Oil's Plunge a Helping Hand as Gazprom Cements German Grip

  • Russian gas exports to Germany rose to record last year
  • Germany got 55% of its gas imports from Russia: Marex Spectron

Russia increased its European natural gas market dominance last year, supplying more than half of Germany’s imports as oil’s longest slump on record made its fuel more attractive.

Germany, Europe’s biggest gas user, got about 55 percent of its foreign fuel from Russia last year, and as much as 75 percent in the fourth quarter, according to Georgi Slavov, the London-based head of research at Marex Spectron Group Ltd., who estimated typical average levels are 30 to 50 percent. Gazprom PJSC boosted shipments to Germany by 17 percent in 2015, the Moscow-based company said this week.

Russia has prioritized the expansion of the Nord Stream pipeline directly to Germany, in the face of opposition from transit nations including Ukraine, as souring relations halted a planned link to Turkey and stagnating demand in Asia slowed expansion to China. The company has also fought customer demands to decouple its prices under long-term contracts from crude. Brent slipped 35 percent in 2015 in a third consecutive annual drop, cutting into income.

“Germany will remain an important buyer of Russian gas in the future for sure, especially since Gazprom’s pivot to Asia is not going according to plan and the Turkish Stream pipeline is currently halted,” Sijbren de Jong, an energy security analyst at the Hague Centre for Strategic Studies, said by e-mail. “Gazprom has a slight competitive price advantage due to having the bulk of its contracts pegged to the price of oil.”’

The world’s biggest gas producer Friday reported a third-quarter net loss of 2 billion rubles ($26.1 million) compared with profit of 105.7 billion rubles a year earlier, partly because commodity prices slumped.

Norwegian Gas

Gazprom supplied 45.3 billion cubic meters (1.6 trillion cubic feet) to Germany last year. That compares with a 7.1 percent increase in Norwegian exports to 47.9 billion cubic meters last year, according to data from Gassco compiled by Bloomberg, which doesn’t take account of onward shipments from Germany. 

Statoil ASA, Norway’s state-controlled oil company, previously said it no longer has oil indexation in its German contracts, while most of its European contracts are linked to spot prices. Norway shipped record-high volumes to Europe last year, Gassco said Jan. 11.

Statoil doesn’t compete for market share and sells gas where it gets the highest price, Elin Isaksen, a spokeswoman, said by e-mail. Gazprom spokesman Sergey Kupriyanov said he wasn’t immediately able to confirm the estimates of the company’s German market share when reached by telephone.

“They need gas and there are no other suppliers that are capable of boosting volumes and with competitive prices at the same time,” Kupriyanov said.

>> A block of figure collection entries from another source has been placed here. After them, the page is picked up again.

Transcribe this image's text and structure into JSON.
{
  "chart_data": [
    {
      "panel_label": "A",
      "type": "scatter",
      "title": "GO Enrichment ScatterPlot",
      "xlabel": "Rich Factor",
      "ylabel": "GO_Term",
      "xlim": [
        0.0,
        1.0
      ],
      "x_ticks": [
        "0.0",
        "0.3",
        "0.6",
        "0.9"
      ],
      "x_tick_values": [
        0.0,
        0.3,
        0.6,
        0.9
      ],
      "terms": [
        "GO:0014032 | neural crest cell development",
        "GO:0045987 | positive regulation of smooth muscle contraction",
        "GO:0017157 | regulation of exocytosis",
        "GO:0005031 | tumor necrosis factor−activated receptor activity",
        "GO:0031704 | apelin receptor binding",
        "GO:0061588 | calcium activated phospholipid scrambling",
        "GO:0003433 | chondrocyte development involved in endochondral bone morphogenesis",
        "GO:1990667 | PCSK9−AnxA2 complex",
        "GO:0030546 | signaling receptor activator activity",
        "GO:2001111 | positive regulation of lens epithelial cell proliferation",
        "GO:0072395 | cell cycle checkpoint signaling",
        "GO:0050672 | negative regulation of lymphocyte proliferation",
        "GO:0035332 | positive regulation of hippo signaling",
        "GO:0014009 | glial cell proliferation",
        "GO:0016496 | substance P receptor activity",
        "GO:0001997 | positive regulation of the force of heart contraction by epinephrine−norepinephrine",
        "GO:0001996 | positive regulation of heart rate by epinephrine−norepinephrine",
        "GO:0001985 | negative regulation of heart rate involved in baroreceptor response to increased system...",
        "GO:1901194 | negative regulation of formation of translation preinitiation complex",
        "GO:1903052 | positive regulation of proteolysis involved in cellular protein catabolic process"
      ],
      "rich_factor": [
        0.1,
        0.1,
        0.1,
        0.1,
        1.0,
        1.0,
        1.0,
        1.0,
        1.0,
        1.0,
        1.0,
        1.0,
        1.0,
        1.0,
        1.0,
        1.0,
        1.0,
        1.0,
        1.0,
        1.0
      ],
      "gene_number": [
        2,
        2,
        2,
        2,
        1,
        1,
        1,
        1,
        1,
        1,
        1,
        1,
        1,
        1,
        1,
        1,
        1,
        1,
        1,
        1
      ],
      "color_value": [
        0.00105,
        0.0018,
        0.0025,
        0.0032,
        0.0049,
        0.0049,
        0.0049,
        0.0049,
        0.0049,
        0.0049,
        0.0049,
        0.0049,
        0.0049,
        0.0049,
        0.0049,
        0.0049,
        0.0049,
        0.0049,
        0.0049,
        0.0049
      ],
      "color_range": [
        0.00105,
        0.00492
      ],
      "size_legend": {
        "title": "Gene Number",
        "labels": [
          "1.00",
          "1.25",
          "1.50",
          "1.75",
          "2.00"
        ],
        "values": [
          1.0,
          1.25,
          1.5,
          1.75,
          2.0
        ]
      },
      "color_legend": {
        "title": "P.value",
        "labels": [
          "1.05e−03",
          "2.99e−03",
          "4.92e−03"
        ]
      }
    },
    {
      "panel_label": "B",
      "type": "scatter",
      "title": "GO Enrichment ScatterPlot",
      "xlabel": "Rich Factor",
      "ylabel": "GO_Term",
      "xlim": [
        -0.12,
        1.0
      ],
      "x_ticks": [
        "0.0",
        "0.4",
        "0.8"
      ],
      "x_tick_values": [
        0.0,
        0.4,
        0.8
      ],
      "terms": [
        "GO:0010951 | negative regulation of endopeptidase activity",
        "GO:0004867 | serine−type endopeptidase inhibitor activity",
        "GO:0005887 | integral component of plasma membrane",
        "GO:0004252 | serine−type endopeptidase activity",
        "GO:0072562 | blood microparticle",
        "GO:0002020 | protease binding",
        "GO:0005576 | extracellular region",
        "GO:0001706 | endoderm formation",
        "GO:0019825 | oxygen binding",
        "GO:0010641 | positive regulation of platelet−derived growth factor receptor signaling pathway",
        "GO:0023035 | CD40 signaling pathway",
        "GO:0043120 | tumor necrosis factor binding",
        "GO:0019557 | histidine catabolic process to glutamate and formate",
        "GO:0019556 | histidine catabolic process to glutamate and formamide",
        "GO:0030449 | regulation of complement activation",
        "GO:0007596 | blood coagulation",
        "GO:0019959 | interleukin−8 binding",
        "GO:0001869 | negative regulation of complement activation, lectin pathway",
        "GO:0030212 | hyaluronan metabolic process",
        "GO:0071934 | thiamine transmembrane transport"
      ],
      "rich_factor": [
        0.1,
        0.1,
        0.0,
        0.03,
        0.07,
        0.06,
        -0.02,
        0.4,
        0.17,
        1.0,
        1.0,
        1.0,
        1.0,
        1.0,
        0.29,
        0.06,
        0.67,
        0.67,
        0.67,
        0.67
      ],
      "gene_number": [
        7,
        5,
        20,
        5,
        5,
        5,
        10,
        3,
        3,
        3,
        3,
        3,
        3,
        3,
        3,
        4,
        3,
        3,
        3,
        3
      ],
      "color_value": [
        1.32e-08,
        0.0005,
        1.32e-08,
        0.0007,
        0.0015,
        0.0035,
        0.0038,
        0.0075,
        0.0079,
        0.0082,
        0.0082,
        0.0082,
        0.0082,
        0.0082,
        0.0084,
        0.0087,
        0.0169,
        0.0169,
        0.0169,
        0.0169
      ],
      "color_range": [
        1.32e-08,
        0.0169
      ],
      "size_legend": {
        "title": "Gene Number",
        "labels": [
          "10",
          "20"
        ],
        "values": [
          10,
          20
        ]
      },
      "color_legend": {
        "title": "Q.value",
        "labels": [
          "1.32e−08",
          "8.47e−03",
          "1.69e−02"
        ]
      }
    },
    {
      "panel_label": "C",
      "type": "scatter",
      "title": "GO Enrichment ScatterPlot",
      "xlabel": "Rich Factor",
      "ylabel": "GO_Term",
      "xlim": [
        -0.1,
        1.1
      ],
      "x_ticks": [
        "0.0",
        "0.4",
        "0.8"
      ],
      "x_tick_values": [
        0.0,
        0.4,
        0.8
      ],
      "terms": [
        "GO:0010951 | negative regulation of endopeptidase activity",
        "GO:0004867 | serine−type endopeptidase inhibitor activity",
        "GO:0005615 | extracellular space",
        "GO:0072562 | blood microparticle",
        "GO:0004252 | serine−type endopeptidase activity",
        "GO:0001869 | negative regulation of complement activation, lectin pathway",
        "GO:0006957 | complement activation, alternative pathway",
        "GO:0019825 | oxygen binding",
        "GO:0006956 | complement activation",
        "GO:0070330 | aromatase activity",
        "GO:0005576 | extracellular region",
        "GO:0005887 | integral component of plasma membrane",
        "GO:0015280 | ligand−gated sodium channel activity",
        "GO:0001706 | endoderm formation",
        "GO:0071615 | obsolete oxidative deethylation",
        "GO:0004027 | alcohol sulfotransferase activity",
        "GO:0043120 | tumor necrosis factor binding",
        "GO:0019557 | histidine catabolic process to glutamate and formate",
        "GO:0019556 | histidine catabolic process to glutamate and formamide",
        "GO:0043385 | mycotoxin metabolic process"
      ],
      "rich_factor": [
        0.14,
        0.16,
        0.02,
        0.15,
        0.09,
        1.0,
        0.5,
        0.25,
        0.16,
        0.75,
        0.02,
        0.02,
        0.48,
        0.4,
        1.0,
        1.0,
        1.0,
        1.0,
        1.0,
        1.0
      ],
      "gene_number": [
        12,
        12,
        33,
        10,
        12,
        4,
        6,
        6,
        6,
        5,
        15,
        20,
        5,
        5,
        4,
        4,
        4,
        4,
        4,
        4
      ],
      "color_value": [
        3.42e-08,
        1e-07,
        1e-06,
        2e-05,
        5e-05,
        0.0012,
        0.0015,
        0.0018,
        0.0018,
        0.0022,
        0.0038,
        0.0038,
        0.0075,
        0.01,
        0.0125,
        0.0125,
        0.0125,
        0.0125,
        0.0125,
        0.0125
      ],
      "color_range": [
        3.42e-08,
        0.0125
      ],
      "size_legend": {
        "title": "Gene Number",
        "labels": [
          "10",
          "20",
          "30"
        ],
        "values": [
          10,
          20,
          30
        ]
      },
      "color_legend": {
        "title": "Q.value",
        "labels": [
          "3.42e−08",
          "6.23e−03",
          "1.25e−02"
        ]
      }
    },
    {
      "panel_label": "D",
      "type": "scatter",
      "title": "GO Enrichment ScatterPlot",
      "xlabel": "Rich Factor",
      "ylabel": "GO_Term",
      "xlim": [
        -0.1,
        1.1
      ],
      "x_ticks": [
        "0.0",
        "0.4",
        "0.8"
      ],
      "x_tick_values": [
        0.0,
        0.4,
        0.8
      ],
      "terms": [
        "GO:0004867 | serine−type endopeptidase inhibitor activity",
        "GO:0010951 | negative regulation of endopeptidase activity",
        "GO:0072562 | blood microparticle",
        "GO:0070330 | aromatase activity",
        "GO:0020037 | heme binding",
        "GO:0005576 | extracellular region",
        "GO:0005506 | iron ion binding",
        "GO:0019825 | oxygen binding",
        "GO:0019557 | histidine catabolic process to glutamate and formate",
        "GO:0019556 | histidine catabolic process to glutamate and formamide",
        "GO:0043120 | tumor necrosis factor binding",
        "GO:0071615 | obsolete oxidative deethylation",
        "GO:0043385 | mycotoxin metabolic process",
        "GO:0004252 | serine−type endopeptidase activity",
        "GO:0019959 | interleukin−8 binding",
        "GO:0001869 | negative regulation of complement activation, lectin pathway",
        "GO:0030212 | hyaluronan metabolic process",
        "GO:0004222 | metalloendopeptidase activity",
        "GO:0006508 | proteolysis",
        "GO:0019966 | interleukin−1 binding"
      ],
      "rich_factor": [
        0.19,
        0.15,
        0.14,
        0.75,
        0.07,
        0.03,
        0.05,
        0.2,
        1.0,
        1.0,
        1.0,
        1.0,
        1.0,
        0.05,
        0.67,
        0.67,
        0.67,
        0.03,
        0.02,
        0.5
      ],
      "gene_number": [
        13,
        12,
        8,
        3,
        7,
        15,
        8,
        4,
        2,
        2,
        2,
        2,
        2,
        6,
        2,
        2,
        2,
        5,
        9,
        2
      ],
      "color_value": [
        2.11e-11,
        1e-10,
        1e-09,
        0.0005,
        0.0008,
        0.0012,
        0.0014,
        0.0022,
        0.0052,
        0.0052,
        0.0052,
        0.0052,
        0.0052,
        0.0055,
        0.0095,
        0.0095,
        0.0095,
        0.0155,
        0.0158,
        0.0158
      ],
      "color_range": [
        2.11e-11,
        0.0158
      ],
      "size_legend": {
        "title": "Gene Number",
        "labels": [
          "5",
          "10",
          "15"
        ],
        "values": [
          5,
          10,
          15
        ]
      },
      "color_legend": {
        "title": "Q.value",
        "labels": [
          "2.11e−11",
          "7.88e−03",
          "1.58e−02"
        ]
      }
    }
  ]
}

Russia may increase its gas exports to Europe this year because of colder weather in the region, Russian Energy Minister Alexander Novak said Friday on Russia’s RBC television. Gazprom boosted shipments by 8 percent in 2015 to 159.4 billion cubic meters.

German gas consumption rose 5 percent to 80.3 billion cubic meters last year, mainly because of colder weather, according to utility lobby group BDEW. The country typically gets 35 percent of its needs from Russia, 32 percent from Norway, 20 percent from the Netherlands, 9 percent from domestic production and 4 percent from other suppliers, according to Wingas GmbH, a Gazprom-owned gas trading unit in Germany.

Russia, which has been supplying gas to Germany for more than four decades, gets about 28 percent of its total revenue outside the former Soviet Union from the EU nation. As crude declines filtered into gas prices, the company’s revenue from shipments to Germany fell more than 15 percent in 2015 to about $10 billion, according to Bloomberg calculations based on Gazprom export data and pricing estimates from the International Monetary Fund.